La Dame d'Auxerre, l'exemple le plus connu de sculpture dédalique. Vers 630 av. J.-C., 65 cm, Paris, Musée du Louvre.

Ce style, dont la notion a été définie au début du XXe siècle, doit son nom à l'artiste mythique Dédale, qui passait chez les Grecs pour l'inventeur de la sculpture (Pline l’Ancien (Histoire Naturelle XXXVI, 9). D'abord développée en Crète, puis dans les Cyclades et en Grèce continentale, la sculpture dédalique correspond sans doute à l'ancêtre de la sculpture archaïque, et par extension, de toute la grande statuaire grecque.

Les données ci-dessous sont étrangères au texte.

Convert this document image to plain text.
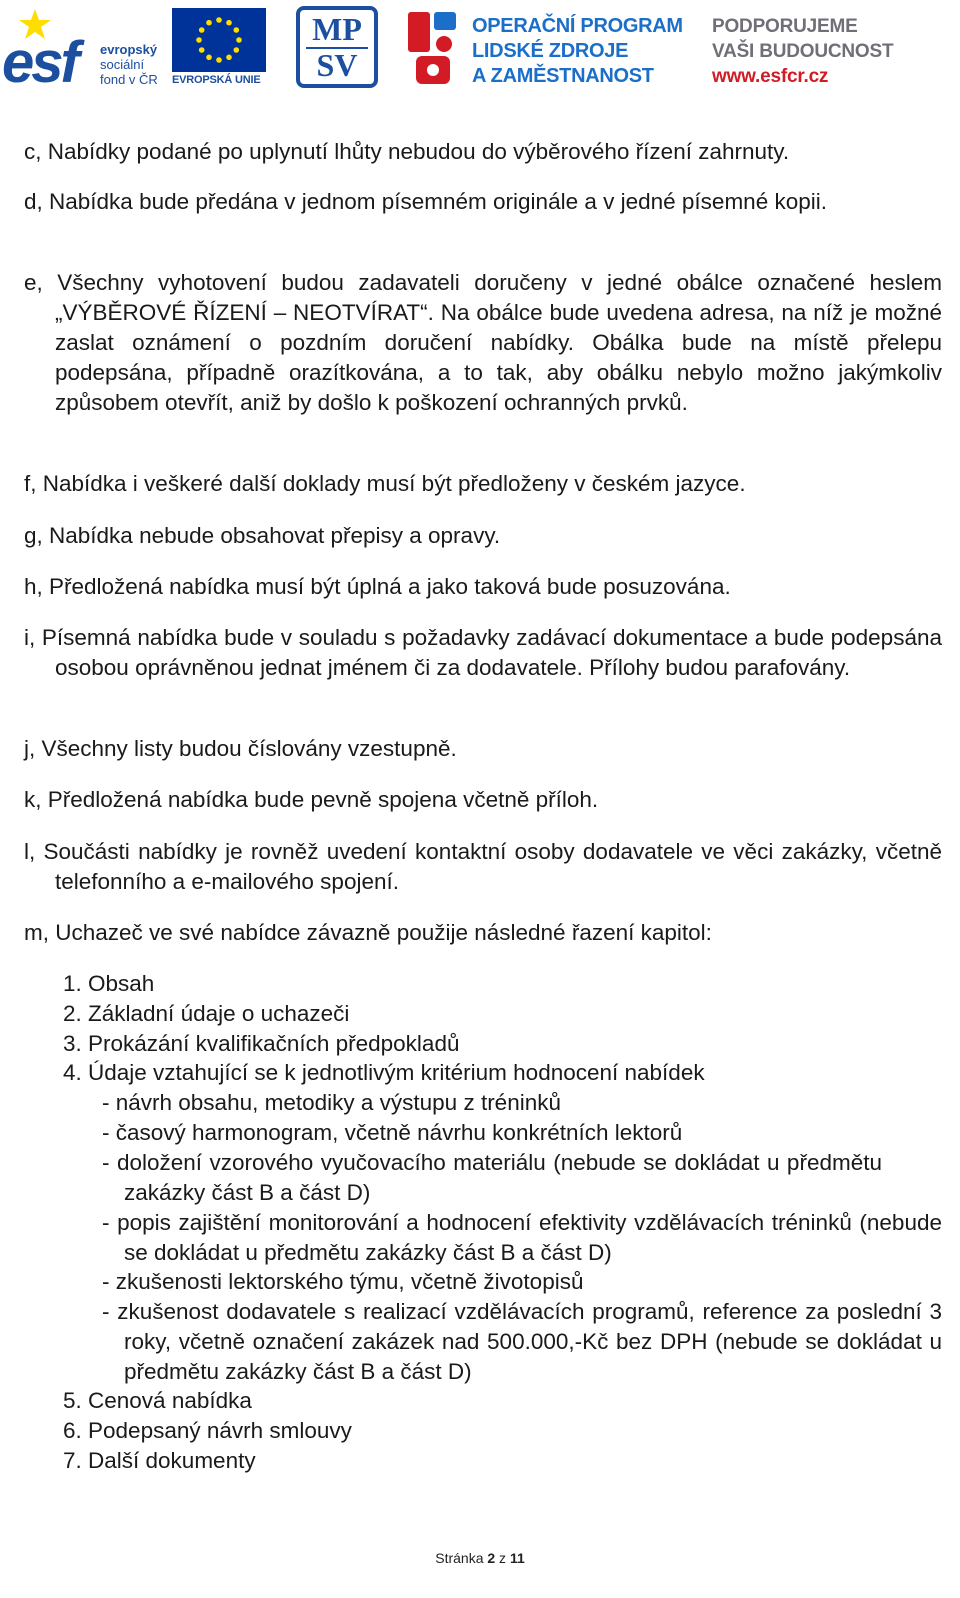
esf evropský
sociální
fond v ČR EVROPSKÁ UNIE
MP
SV
OPERAČNÍ PROGRAM
LIDSKÉ ZDROJE
A ZAMĚSTNANOST
PODPORUJEME
VAŠI BUDOUCNOST
www.esfcr.cz
c, Nabídky podané po uplynutí lhůty nebudou do výběrového řízení zahrnuty.
d, Nabídka bude předána v jednom písemném originále a v jedné písemné kopii.
e, Všechny vyhotovení budou zadavateli doručeny v jedné obálce označené heslem „VÝBĚROVÉ ŘÍZENÍ – NEOTVÍRAT“. Na obálce bude uvedena adresa, na níž je možné zaslat oznámení o pozdním doručení nabídky. Obálka bude na místě přelepu podepsána, případně orazítkována, a to tak, aby obálku nebylo možno jakýmkoliv způsobem otevřít, aniž by došlo k poškození ochranných prvků.
f, Nabídka i veškeré další doklady musí být předloženy v českém jazyce.
g, Nabídka nebude obsahovat přepisy a opravy.
h, Předložená nabídka musí být úplná a jako taková bude posuzována.
i, Písemná nabídka bude v souladu s požadavky zadávací dokumentace a bude podepsána osobou oprávněnou jednat jménem či za dodavatele. Přílohy budou parafovány.
j, Všechny listy budou číslovány vzestupně.
k, Předložená nabídka bude pevně spojena včetně příloh.
l, Součásti nabídky je rovněž uvedení kontaktní osoby dodavatele ve věci zakázky, včetně telefonního a e-mailového spojení.
m, Uchazeč ve své nabídce závazně použije následné řazení kapitol:
1. Obsah
2. Základní údaje o uchazeči
3. Prokázání kvalifikačních předpokladů
4. Údaje vztahující se k jednotlivým kritérium hodnocení nabídek
- návrh obsahu, metodiky a výstupu z tréninků
- časový harmonogram, včetně návrhu konkrétních lektorů
- doložení vzorového vyučovacího materiálu (nebude se dokládat u předmětu zakázky část B a část D)
- popis zajištění monitorování a hodnocení efektivity vzdělávacích tréninků (nebude se dokládat u předmětu zakázky část B a část D)
- zkušenosti lektorského týmu, včetně životopisů
- zkušenost dodavatele s realizací vzdělávacích programů, reference za poslední 3 roky, včetně označení zakázek nad 500.000,-Kč bez DPH (nebude se dokládat u předmětu zakázky část B a část D)
5. Cenová nabídka
6. Podepsaný návrh smlouvy
7. Další dokumenty
Stránka 2 z 11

Ce concept pose un problème dans la communauté scientifique[1]. La sculpture en question devant être perçue comme un fait culturel lié à l'époque orientalisante et ne peut être rattaché à une soi-disant opposition entre monde "dorien" et un monde "éolien", opposition qui n'a plus cours aujourd'hui dans le milieu scientifique[2]. Il faut y voir l'ensemble de formes nouvelles apparues dans l’artisanat crétois au cours de cette époque d'intenses échanges dans tout la bassin méditerranéen avec le Moyen-Orient.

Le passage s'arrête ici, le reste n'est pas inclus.